Condition
Charles Bonnet syndrome
Clinically reviewed · Last reviewed 2026-06-13
Practical guides
What it is
When the brain receives less visual input from damaged eyes, it may fill in missing information with spontaneous images. This is similar to phantom limb sensations after amputation. Charles Bonnet syndrome is surprisingly common in people with severe sight loss but is often under-recognised.
Common features
Hallucinations are only visual — there are no voices or beliefs that others cannot see.

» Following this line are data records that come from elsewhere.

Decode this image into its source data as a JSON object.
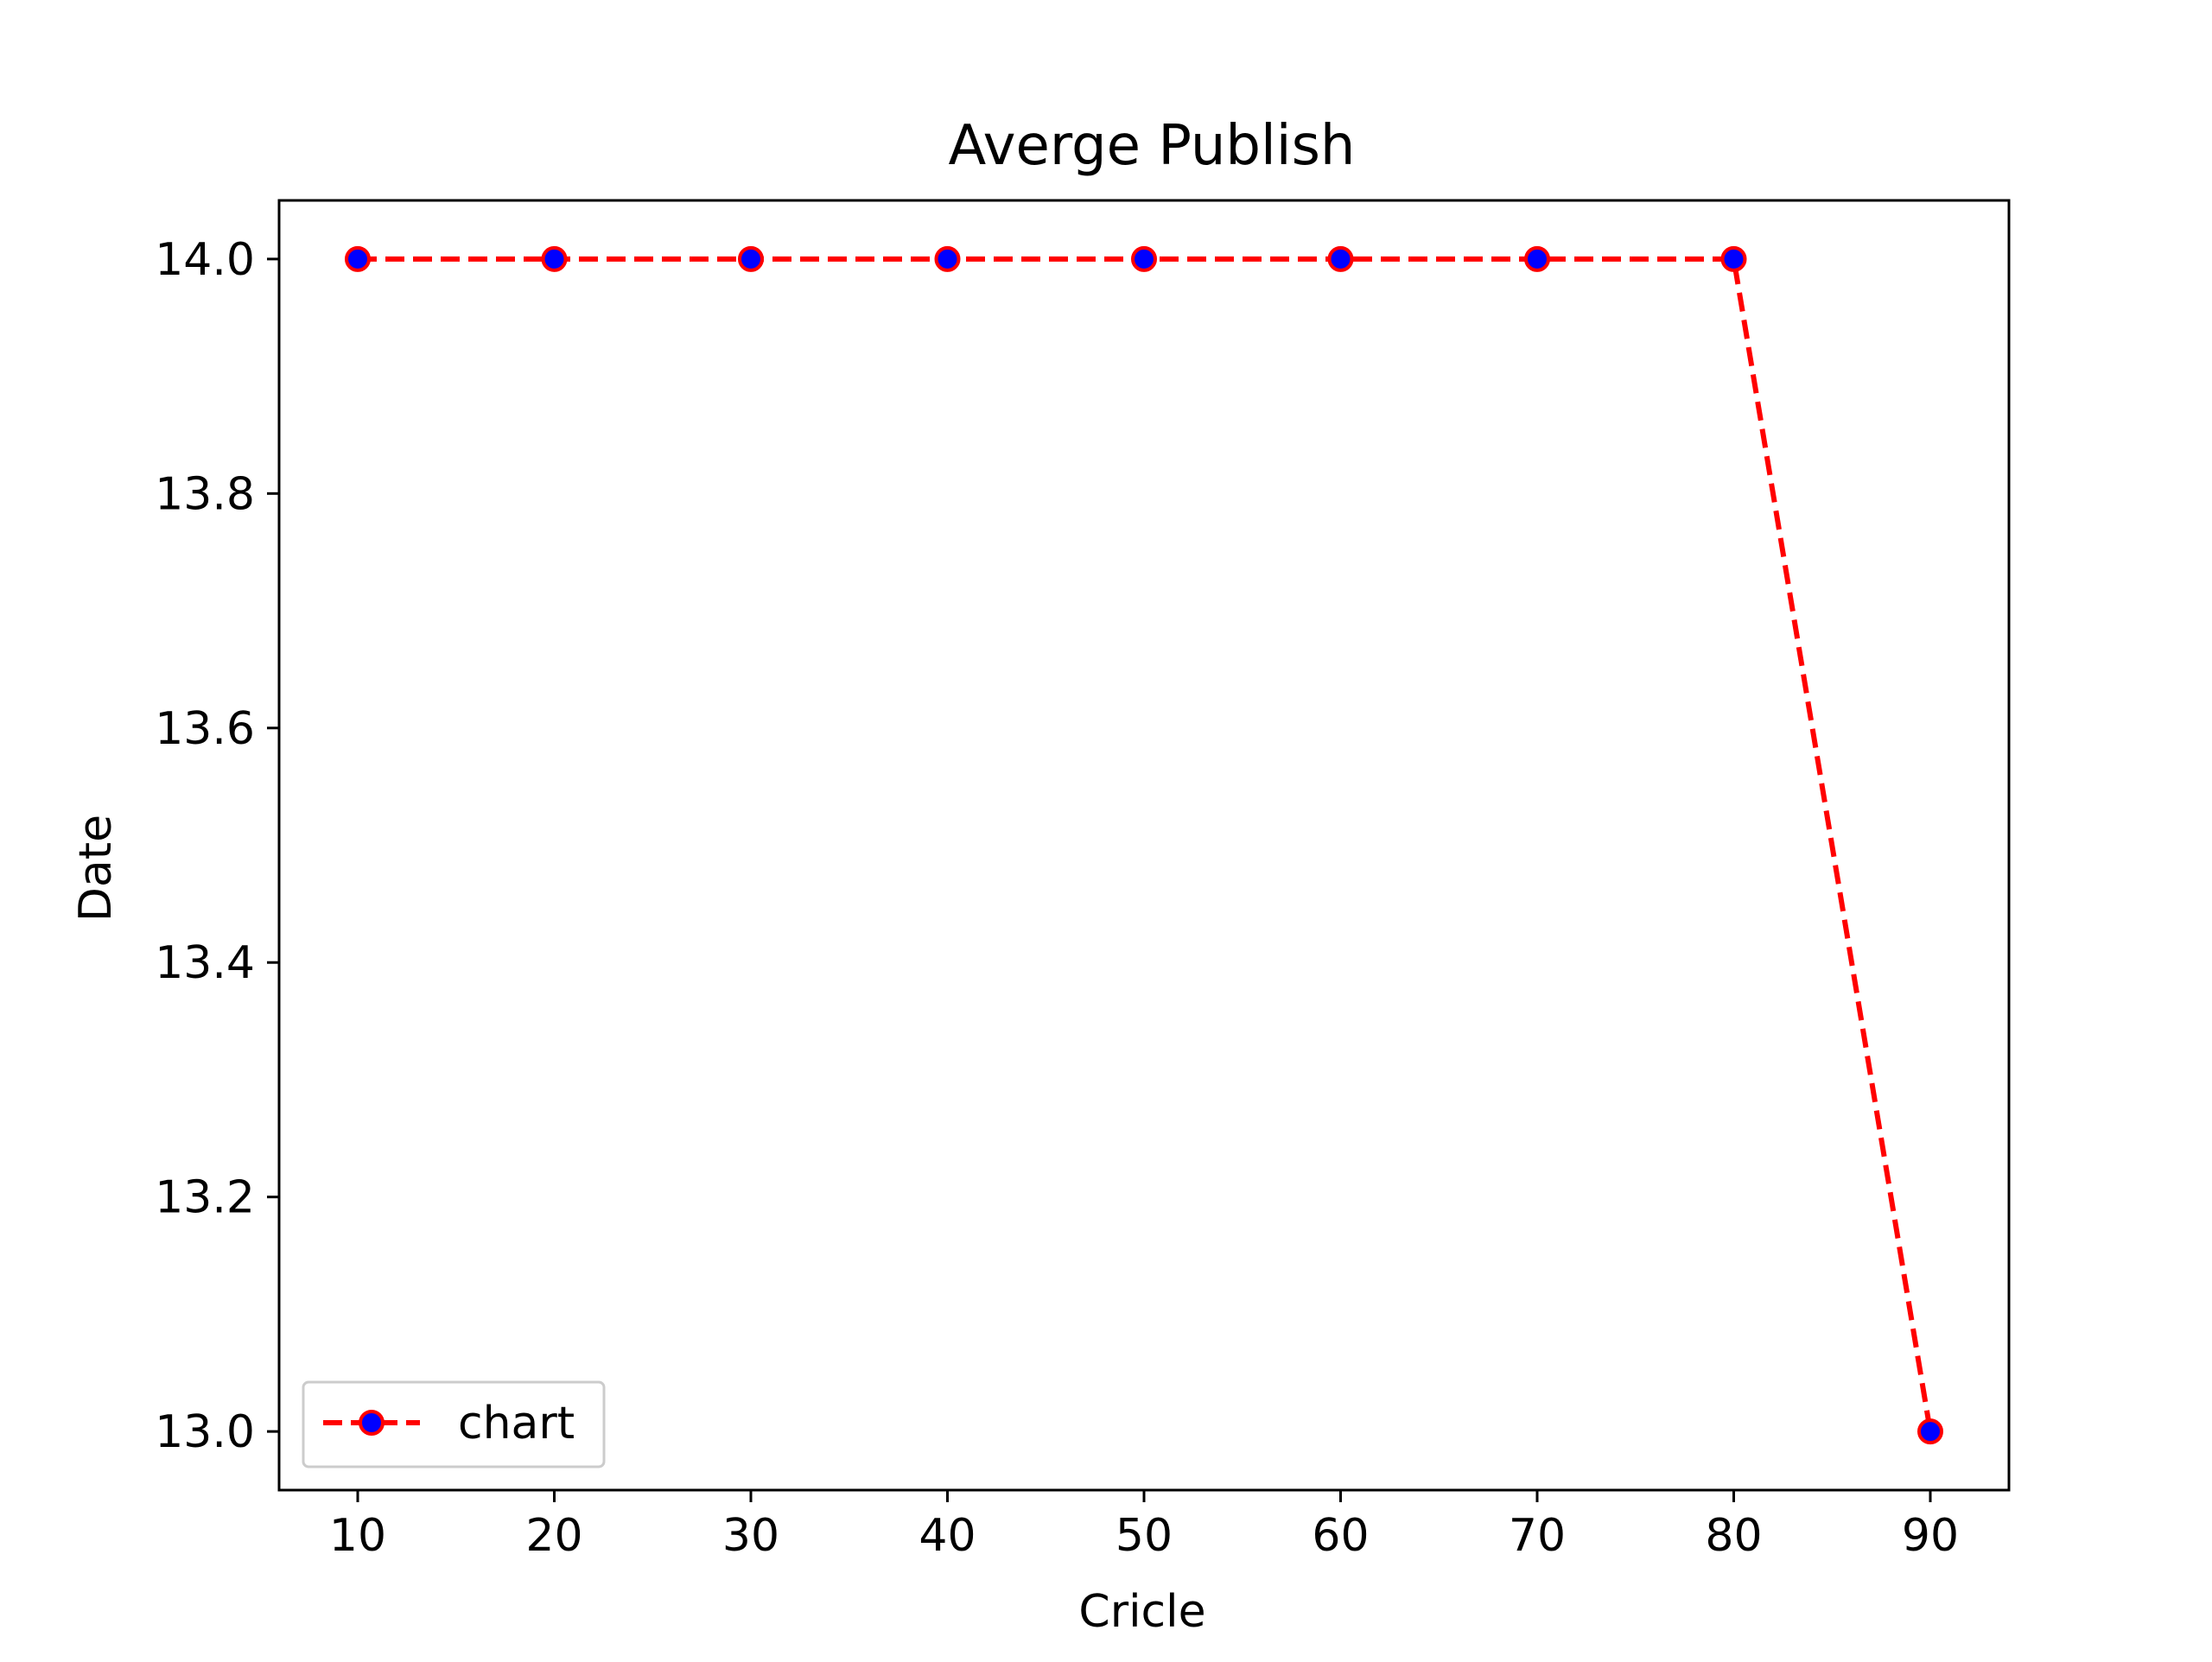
{
  "chart_data": {
    "type": "line",
    "title": "Averge Publish",
    "xlabel": "Cricle",
    "ylabel": "Date",
    "x": [
      10,
      20,
      30,
      40,
      50,
      60,
      70,
      80,
      90
    ],
    "xticks": [
      10,
      20,
      30,
      40,
      50,
      60,
      70,
      80,
      90
    ],
    "yticks": [
      "13.0",
      "13.2",
      "13.4",
      "13.6",
      "13.8",
      "14.0"
    ],
    "xlim": [
      6,
      94
    ],
    "ylim": [
      12.95,
      14.05
    ],
    "grid": false,
    "legend_position": "lower-left",
    "series": [
      {
        "name": "chart",
        "values": [
          14.0,
          14.0,
          14.0,
          14.0,
          14.0,
          14.0,
          14.0,
          14.0,
          13.0
        ],
        "line_color": "#ff0000",
        "line_style": "dashed",
        "marker": "circle",
        "marker_face_color": "#0000ff",
        "marker_edge_color": "#ff0000"
      }
    ]
  }
}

- Seeing people, animals, faces or patterns that are not there
- Images may be still or moving, black-and-white or coloured
- Usually no interaction with the hallucination
- Person understands the images are not real
- Often worse in low light, quiet periods or when alone
Causes and links
It is linked to significant vision loss from any cause, including macular degeneration, glaucoma, diabetic eye disease, stroke affecting vision, or cataracts before surgery. Better lighting, social contact and treating eye disease where possible may reduce episodes.
What helps
Explaining the condition often reduces fear. Eye movement, brighter lighting, distraction, and talking to family or low-vision services help many people. If hallucinations are distressing or insight is lost, medical review is needed to exclude other causes.
Frequently asked questions
Is Charles Bonnet syndrome a sign of dementia?
Usually no. People typically know the images are not real and have no other hallucinations or confusion. However, if insight is lost or behaviour changes, medical review is important.
What triggers visual hallucinations in poor sight?
Reduced visual input to the brain is the main trigger. Episodes may be worse in dim light, at rest, or after recent vision loss.
Can Charles Bonnet syndrome be treated?
There is no single cure, but explaining the condition, improving lighting, treating reversible eye disease, and low-vision support reduce distress. Specialist advice helps if episodes are frequent or frightening.